Catherine Laporte dit Saint-Georges married Philibert around the fall of 1675 — the earliest possible date under canon law, having reached the canonical age of twelve on 12 October 1675. She outlived him by nearly four decades, managing debts, raising children, enduring a seizure of her wheat crop in 1707, and ultimately remarrying Jean Charpentier at Varennes on 9 October 1706. The parish register records her as "veuve de feu Jean Couillault" — the priest wrote the wrong given name. She died 11 April 1737, in Varennes, approximately seventy-three years old. Her story is inseparable from his.

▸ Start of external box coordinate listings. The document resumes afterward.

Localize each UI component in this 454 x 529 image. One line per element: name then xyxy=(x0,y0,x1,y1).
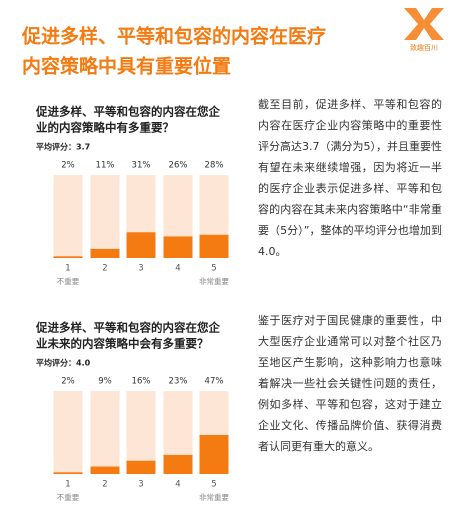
bar-track xyxy=(53,175,83,258)
bar xyxy=(53,472,83,474)
bar-track xyxy=(53,391,83,474)
bar-track xyxy=(126,391,156,474)
x-tick-label: 1 xyxy=(65,480,70,490)
x-tick-label: 5 xyxy=(211,480,216,490)
x-tick-label: 4 xyxy=(175,264,180,274)
page-title: 促进多样、平等和包容的内容在医疗 xyxy=(21,25,326,48)
bar-track xyxy=(90,391,120,474)
chart-subtitle: 平均评分：3.7 xyxy=(36,142,90,152)
logo-icon xyxy=(404,8,444,40)
bar xyxy=(126,460,156,474)
chart-subtitle: 平均评分：4.0 xyxy=(36,358,91,368)
value-label: 16% xyxy=(132,377,151,387)
axis-high-label: 非常重要 xyxy=(199,276,229,286)
axis-low-label: 不重要 xyxy=(57,277,80,286)
bar xyxy=(90,466,120,474)
page-title: 内容策略中具有重要位置 xyxy=(22,55,231,78)
chart-title: 促进多样、平等和包容的内容在您企 xyxy=(35,105,220,119)
bar xyxy=(199,234,229,258)
paragraph: 鉴于医疗对于国民健康的重要性，中大型医疗企业通常可以对整个社区乃至地区产生影响，… xyxy=(258,314,442,453)
value-label: 2% xyxy=(61,377,75,387)
x-tick-label: 3 xyxy=(138,480,143,490)
bar xyxy=(126,232,156,258)
chart-title: 业未来的内容策略中会有多重要？ xyxy=(36,337,209,351)
x-tick-label: 2 xyxy=(102,264,107,274)
value-label: 26% xyxy=(169,161,188,171)
bar xyxy=(199,434,229,474)
value-label: 11% xyxy=(96,161,115,171)
value-label: 2% xyxy=(61,161,75,171)
x-tick-label: 1 xyxy=(65,264,70,274)
x-tick-label: 5 xyxy=(211,264,216,274)
x-tick-label: 3 xyxy=(138,264,143,274)
chart-title: 促进多样、平等和包容的内容在您企 xyxy=(35,321,220,335)
value-label: 23% xyxy=(169,377,188,387)
bar xyxy=(163,454,193,474)
chart-title: 业的内容策略中有多重要？ xyxy=(36,121,174,135)
bar xyxy=(163,236,193,258)
bar-track xyxy=(90,175,120,258)
bar xyxy=(90,248,120,258)
axis-low-label: 不重要 xyxy=(57,493,80,502)
value-label: 9% xyxy=(98,377,112,387)
bar xyxy=(53,256,83,258)
value-label: 47% xyxy=(205,377,224,387)
x-tick-label: 4 xyxy=(175,480,180,490)
paragraph: 截至目前，促进多样、平等和包容的内容在医疗企业内容策略中的重要性评分高达3.7（… xyxy=(258,98,442,258)
axis-high-label: 非常重要 xyxy=(199,492,229,502)
value-label: 31% xyxy=(132,161,151,171)
value-label: 28% xyxy=(205,161,224,171)
x-tick-label: 2 xyxy=(102,480,107,490)
logo-text: 致趣百川 xyxy=(410,43,438,52)
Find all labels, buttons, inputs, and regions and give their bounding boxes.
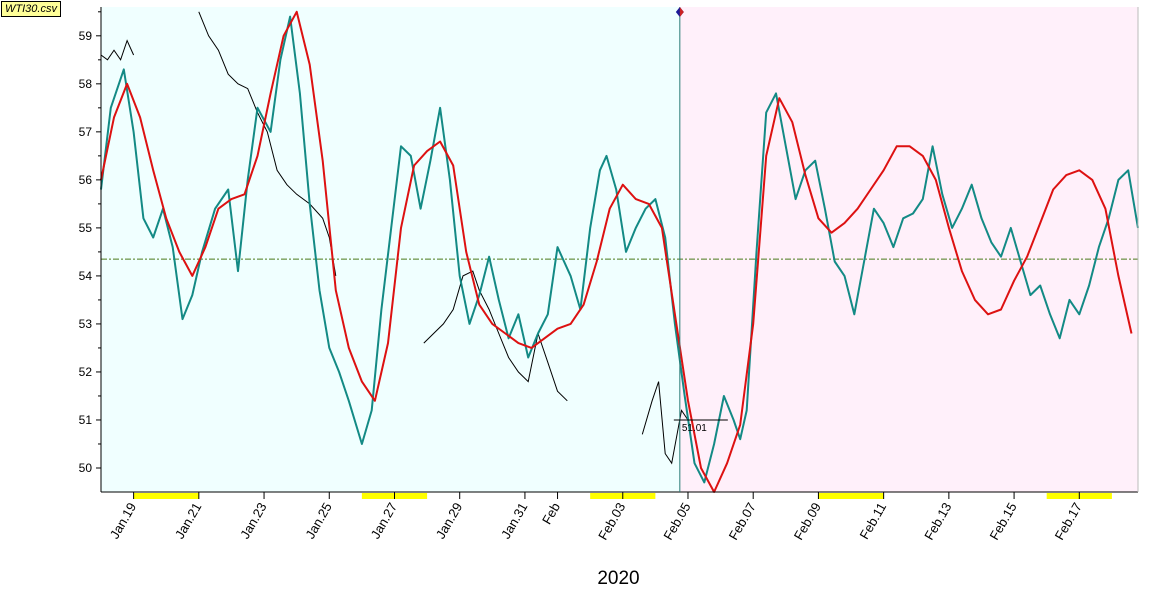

The researcher behind this case study, is a direct descendant of Philibert Couillaud — his 7th-generation great-granddaughter through the Louis I LaRocque line: Philibert → Louis I (c. 1679, West Island/Oka) → Jean Baptiste (1720) → Joseph "Thomas" (1764) → Marie Madeleine Rocbrunes Laroque (1805) → Evangeliste Guilbault (1845) → Elisabeth Emma Guilbault Gilbert (1883) → Thomas Eugene Hamall (1904) → Thomas Kenny Hamall (1932) → Researcher.
This summary presents the case study findings. The full methodology documents each evidence line with complete primary source analysis, document-by-document transcription and evaluation, and archival citations — including the notarial obligations, the Aubuchon lawsuit, the 1711 land auction, the register gap documentation, and the analytical birth-date research.